Ama alışmak sadece bir gece sürdü:) İkinci gece tulum içinde ki hareketler için tecrübe kazanmış olmak, çevrenin güvenli olduğuna kanaat getirmek, bebek gibi uyumam için yeterli oldu:) Üstelik bir önceki geceye göre daha soğuk bir hava olmasına rağmen (-3 derece).

İlk günden farklı olarak, ikinci gün akşam, yemek işini kamp alanında hallettik. Tabi benim çok katkım olmasa da Özcan Abi yemek konusunda tecrübesini konuşturarak bize tabiri caizse ziyafet çekti:) Çadır başında yemek, sonrasında ateş yakıp, çay içmek ve gerçekte var olan soğuğu pek hissetmeden saatler süren sohbet bu işin en keyifli tarafıydı. Bu arada biz çadır kampını daha çok konaklama için kullandık.
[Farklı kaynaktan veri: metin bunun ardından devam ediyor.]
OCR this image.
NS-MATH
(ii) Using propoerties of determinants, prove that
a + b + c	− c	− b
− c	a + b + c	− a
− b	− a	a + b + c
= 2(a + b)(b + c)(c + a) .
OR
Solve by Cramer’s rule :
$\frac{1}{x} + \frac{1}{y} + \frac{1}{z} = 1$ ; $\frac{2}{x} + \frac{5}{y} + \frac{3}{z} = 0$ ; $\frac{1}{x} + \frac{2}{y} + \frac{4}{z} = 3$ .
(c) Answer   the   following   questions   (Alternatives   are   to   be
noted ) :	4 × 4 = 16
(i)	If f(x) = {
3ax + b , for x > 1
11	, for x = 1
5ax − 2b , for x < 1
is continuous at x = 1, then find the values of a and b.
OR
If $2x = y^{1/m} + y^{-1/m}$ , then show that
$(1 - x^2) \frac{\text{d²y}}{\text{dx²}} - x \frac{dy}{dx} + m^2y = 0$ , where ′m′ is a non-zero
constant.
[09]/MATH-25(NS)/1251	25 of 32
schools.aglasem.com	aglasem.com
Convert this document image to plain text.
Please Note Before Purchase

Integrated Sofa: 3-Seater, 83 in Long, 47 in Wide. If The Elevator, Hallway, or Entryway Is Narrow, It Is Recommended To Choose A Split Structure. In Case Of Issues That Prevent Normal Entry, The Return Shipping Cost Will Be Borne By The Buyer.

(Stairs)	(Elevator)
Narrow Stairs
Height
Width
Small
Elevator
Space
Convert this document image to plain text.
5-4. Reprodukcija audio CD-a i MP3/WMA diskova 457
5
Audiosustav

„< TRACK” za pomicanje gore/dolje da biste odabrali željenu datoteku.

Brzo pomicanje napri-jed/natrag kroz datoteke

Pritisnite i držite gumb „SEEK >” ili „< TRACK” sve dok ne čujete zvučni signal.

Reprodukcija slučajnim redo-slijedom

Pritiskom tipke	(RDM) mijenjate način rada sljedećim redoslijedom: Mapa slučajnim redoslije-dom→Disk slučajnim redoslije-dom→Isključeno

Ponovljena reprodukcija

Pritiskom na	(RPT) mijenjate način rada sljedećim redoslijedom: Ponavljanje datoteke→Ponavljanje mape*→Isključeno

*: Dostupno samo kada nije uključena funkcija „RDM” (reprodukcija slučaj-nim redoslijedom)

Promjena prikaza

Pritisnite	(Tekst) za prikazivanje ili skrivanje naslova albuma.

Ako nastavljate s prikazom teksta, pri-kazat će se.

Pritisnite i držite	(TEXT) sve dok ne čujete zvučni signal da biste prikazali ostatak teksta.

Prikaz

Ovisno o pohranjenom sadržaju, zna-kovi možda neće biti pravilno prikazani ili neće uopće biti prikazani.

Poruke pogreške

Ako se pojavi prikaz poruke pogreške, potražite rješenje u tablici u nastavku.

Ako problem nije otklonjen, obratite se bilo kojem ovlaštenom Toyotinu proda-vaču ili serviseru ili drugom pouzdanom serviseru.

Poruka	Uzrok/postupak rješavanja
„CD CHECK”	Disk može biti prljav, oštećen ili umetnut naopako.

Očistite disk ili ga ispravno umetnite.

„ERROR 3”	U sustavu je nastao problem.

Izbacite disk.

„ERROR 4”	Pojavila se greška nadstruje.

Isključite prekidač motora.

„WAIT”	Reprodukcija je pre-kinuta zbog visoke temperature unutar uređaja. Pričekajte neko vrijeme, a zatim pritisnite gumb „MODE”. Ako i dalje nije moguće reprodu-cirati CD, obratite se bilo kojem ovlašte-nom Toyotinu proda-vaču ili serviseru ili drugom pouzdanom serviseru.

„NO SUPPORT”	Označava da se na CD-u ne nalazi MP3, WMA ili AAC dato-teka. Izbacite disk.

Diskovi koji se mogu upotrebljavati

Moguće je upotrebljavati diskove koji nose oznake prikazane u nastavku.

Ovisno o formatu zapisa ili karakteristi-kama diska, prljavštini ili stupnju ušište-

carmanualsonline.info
Yani bütün gün çadır alanında vakit geçirmedik. Gündüz foto-safari, akşam bir saatten sonra çadır:) Zaten maksat; gündüz fotoğrafla dolu vakit geçirip, akşam yanında huzur bulduğumuz insanlarla vakit geçirmekti. Kısacası benim açımdan istenilene fazlası ile ulaşılmış, keyifli bir tecrübeydi:)

Bunlar kısaca:) yaşadıklarımdı. Şimdi bunlardan yola çıkarak aklıma gelen tavsiyelerimi sıralamaya çalışacağım.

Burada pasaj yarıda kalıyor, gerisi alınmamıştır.